In his book, Chaulia threads together the complex causes that led to this stand-off. India’s firm response at the military level was backed by deft diplomacy, he says with India surprising China by coming to Bhutan’s help and resolutely standing up for India’s own national security along a third country’s terrain.
“There was a dual message in the show of military resolve – India would proactively defend Bhutan even if it meant an escalation with China particularly if the territorial dispute had direct bearings on India’s own national security,” Chaulia says. It was a “calibrated and well-justified escalation by India without wanting to let the situation get out of control with the involvement of physical violence,” he writes.
A key achievement of the Modi government was that it did not allow any differences to crop up between India and Bhutan despite China’s efforts to create friction through enticements.

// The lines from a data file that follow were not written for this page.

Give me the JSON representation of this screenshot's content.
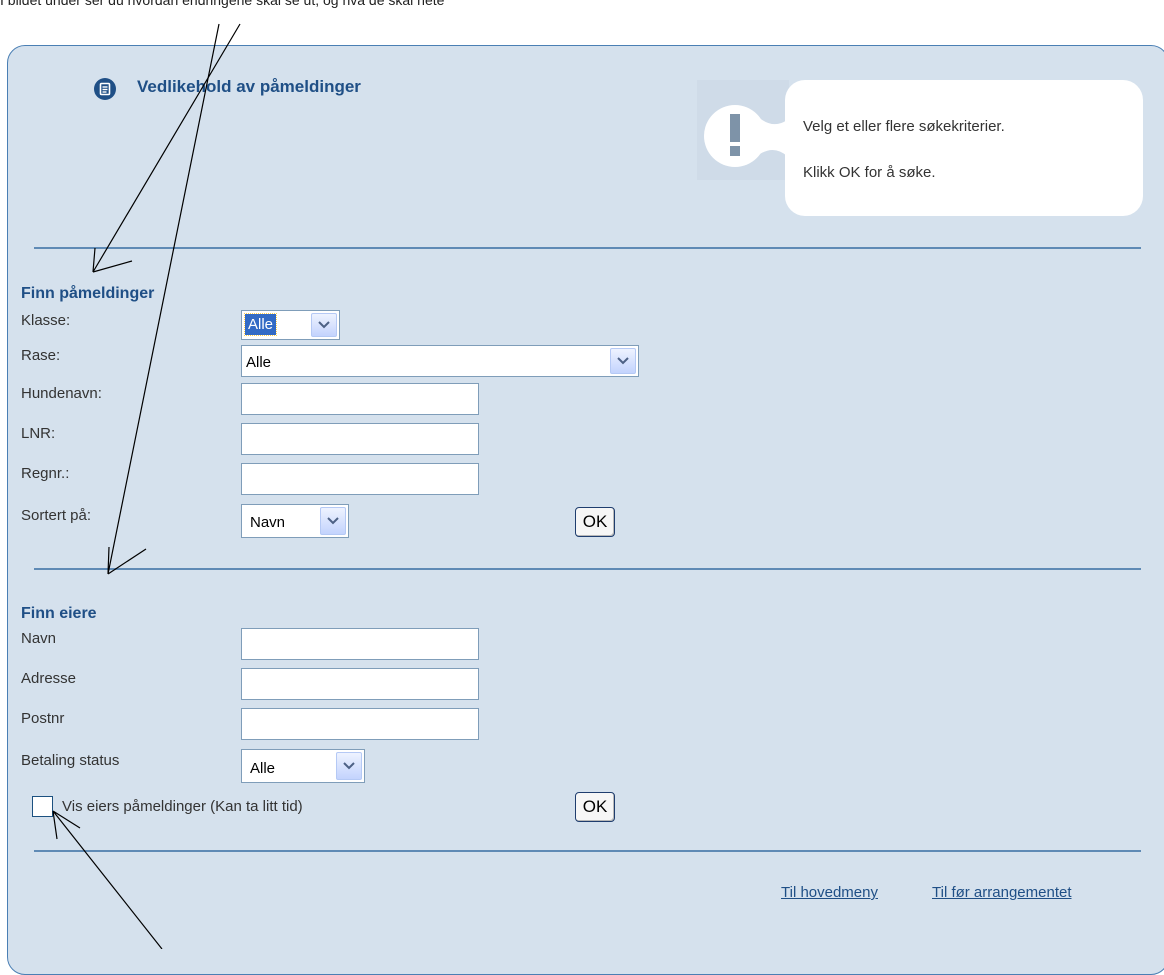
{
  "caption": "I bildet under ser du hvordan endringene skal se ut, og hva de skal hete",
  "header": {
    "title": "Vedlikehold av påmeldinger",
    "icon": "document-icon"
  },
  "notice": {
    "icon": "exclamation-icon",
    "line1": "Velg et eller flere søkekriterier.",
    "line2": "Klikk OK for å søke."
  },
  "find_registrations": {
    "title": "Finn påmeldinger",
    "klasse_label": "Klasse:",
    "klasse_value": "Alle",
    "rase_label": "Rase:",
    "rase_value": "Alle",
    "hundenavn_label": "Hundenavn:",
    "hundenavn_value": "",
    "lnr_label": "LNR:",
    "lnr_value": "",
    "regnr_label": "Regnr.:",
    "regnr_value": "",
    "sort_label": "Sortert på:",
    "sort_value": "Navn",
    "ok_label": "OK"
  },
  "find_owners": {
    "title": "Finn eiere",
    "navn_label": "Navn",
    "navn_value": "",
    "adresse_label": "Adresse",
    "adresse_value": "",
    "postnr_label": "Postnr",
    "postnr_value": "",
    "payment_label": "Betaling status",
    "payment_value": "Alle",
    "show_registrations_label": "Vis eiers påmeldinger (Kan ta litt tid)",
    "show_registrations_checked": false,
    "ok_label": "OK"
  },
  "footer": {
    "main_menu_link": "Til hovedmeny",
    "before_event_link": "Til før arrangementet"
  },
  "colors": {
    "panel_background": "#d5e1ed",
    "panel_border": "#4a7fb4",
    "heading": "#1f4f86",
    "divider": "#5f8ab5"
  }
}
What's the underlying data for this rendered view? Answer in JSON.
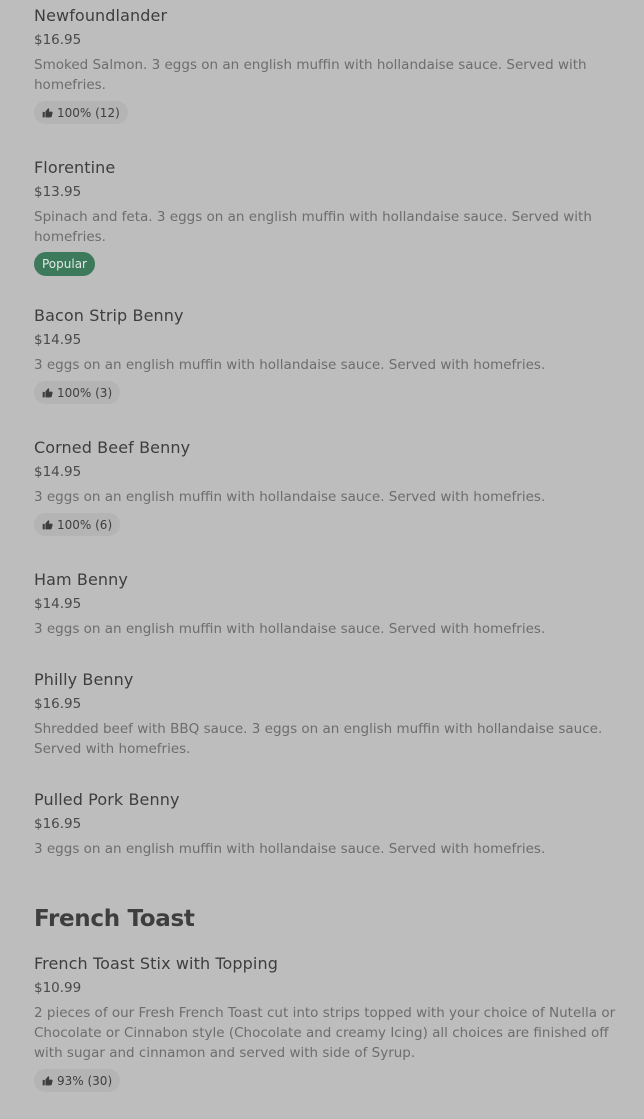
{
  "items": [
    {
      "name": "Newfoundlander",
      "price": "$16.95",
      "description": "Smoked Salmon. 3 eggs on an english muffin with hollandaise sauce. Served with homefries.",
      "rating": "100% (12)"
    },
    {
      "name": "Florentine",
      "price": "$13.95",
      "description": "Spinach and feta. 3 eggs on an english muffin with hollandaise sauce. Served with homefries.",
      "badge": "Popular"
    },
    {
      "name": "Bacon Strip Benny",
      "price": "$14.95",
      "description": "3 eggs on an english muffin with hollandaise sauce. Served with homefries.",
      "rating": "100% (3)"
    },
    {
      "name": "Corned Beef Benny",
      "price": "$14.95",
      "description": "3 eggs on an english muffin with hollandaise sauce. Served with homefries.",
      "rating": "100% (6)"
    },
    {
      "name": "Ham Benny",
      "price": "$14.95",
      "description": "3 eggs on an english muffin with hollandaise sauce. Served with homefries."
    },
    {
      "name": "Philly Benny",
      "price": "$16.95",
      "description": "Shredded beef with BBQ sauce. 3 eggs on an english muffin with hollandaise sauce. Served with homefries."
    },
    {
      "name": "Pulled Pork Benny",
      "price": "$16.95",
      "description": "3 eggs on an english muffin with hollandaise sauce. Served with homefries."
    }
  ],
  "french_toast": {
    "section_title": "French Toast",
    "items": [
      {
        "name": "French Toast Stix with Topping",
        "price": "$10.99",
        "description": "2 pieces of our Fresh French Toast cut into strips topped with your choice of Nutella or Chocolate or Cinnabon style (Chocolate and creamy Icing) all choices are finished off with sugar and cinnamon and served with side of Syrup.",
        "rating": "93% (30)"
      }
    ]
  },
  "icons": {
    "rating": "thumbs-up-icon"
  },
  "colors": {
    "background": "#bdbdbd",
    "popular_badge": "#3d7a5c",
    "rating_chip": "#b4b4b4"
  }
}
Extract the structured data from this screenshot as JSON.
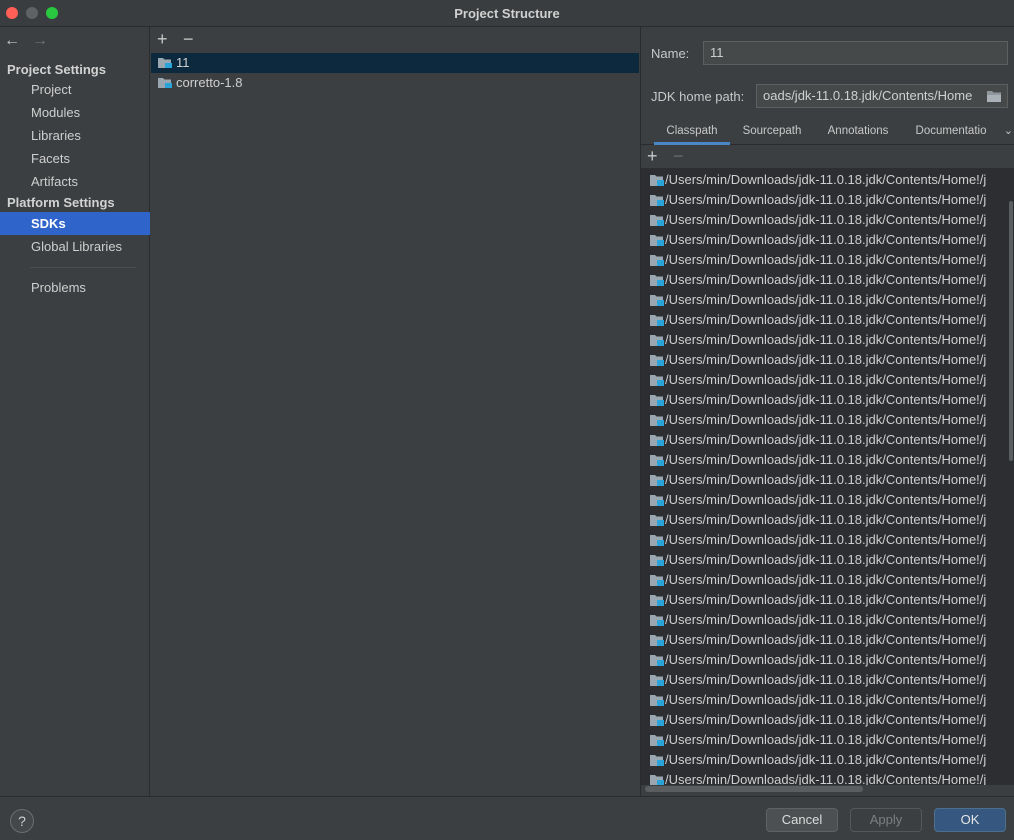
{
  "window": {
    "title": "Project Structure"
  },
  "nav": {
    "back_icon": "←",
    "forward_icon": "→"
  },
  "sidebar": {
    "project_settings_title": "Project Settings",
    "project_items": [
      {
        "label": "Project"
      },
      {
        "label": "Modules"
      },
      {
        "label": "Libraries"
      },
      {
        "label": "Facets"
      },
      {
        "label": "Artifacts"
      }
    ],
    "platform_settings_title": "Platform Settings",
    "platform_items": [
      {
        "label": "SDKs",
        "selected": true
      },
      {
        "label": "Global Libraries"
      }
    ],
    "problems_label": "Problems"
  },
  "sdk_toolbar": {
    "add": "+",
    "remove": "−"
  },
  "sdks": [
    {
      "name": "11",
      "selected": true
    },
    {
      "name": "corretto-1.8"
    }
  ],
  "details": {
    "name_label": "Name:",
    "name_value": "11",
    "jdk_home_label": "JDK home path:",
    "jdk_home_value": "oads/jdk-11.0.18.jdk/Contents/Home",
    "tabs": [
      {
        "label": "Classpath",
        "active": true
      },
      {
        "label": "Sourcepath"
      },
      {
        "label": "Annotations"
      },
      {
        "label": "Documentatio"
      }
    ],
    "classpath_toolbar": {
      "add": "+",
      "remove": "−"
    },
    "classpath_entry": "/Users/min/Downloads/jdk-11.0.18.jdk/Contents/Home!/j",
    "classpath_visible_rows": 31
  },
  "buttons": {
    "help": "?",
    "cancel": "Cancel",
    "apply": "Apply",
    "ok": "OK"
  },
  "colors": {
    "selection": "#2f65ca",
    "ok_button": "#365880",
    "icon_accent": "#2aa3d8"
  }
}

Chaulia also refers to Russia coming forward to impress on China the importance of BRICS (Brazil-Russia-India-China-South Africa) solidarity which he says played a role in defusing the situation.
The Chinese intrusions in Ladakh in two years ago should remove any remaining doubts regarding Beijing’s intentions vis a vis India. Caught off guard, it took India a while to come up with a counter when it occupied the Kailash range much to the surprise of the Chinese People’s Liberation Army (PLA).
“Xi’s strategy to humiliate India when it was in the throes of the covid-19 crisis did not quite work as he had intended,” writes Chaulia adding that “Modi once again put brakes on Chinese expansionism.”
But he warns that “given the kind of insatiable quest for power that China has acquired under Xi, India is bound to face more crises with it in the future.”
In putting together this book, Professor Chaulia has done creditable work of collating evidence and presenting a very readable and yet also an erudite account of the drivers of Modi’s national security policies. He also refers to higher defence reforms – the creation of an office of the Chief of Defence Staff and going for the theatre commands – that the Modi government has instituted, many years after demands were first raised for institutionalizing them. Taken together, these have gone a long way in transforming India’s strategic outlook to make the country more confident and secure and less of a “soft state.”
“Crunch Time” is almost 300 pages, published by Rupa Publications. It was launched by Minister of State Meenakshi Lekhi on 31 March in New Delhi.
Elizabeth Roche is the former Foreign Editor of Mint. The views expressed in this article are those of the author and do not represent the stand of this publication.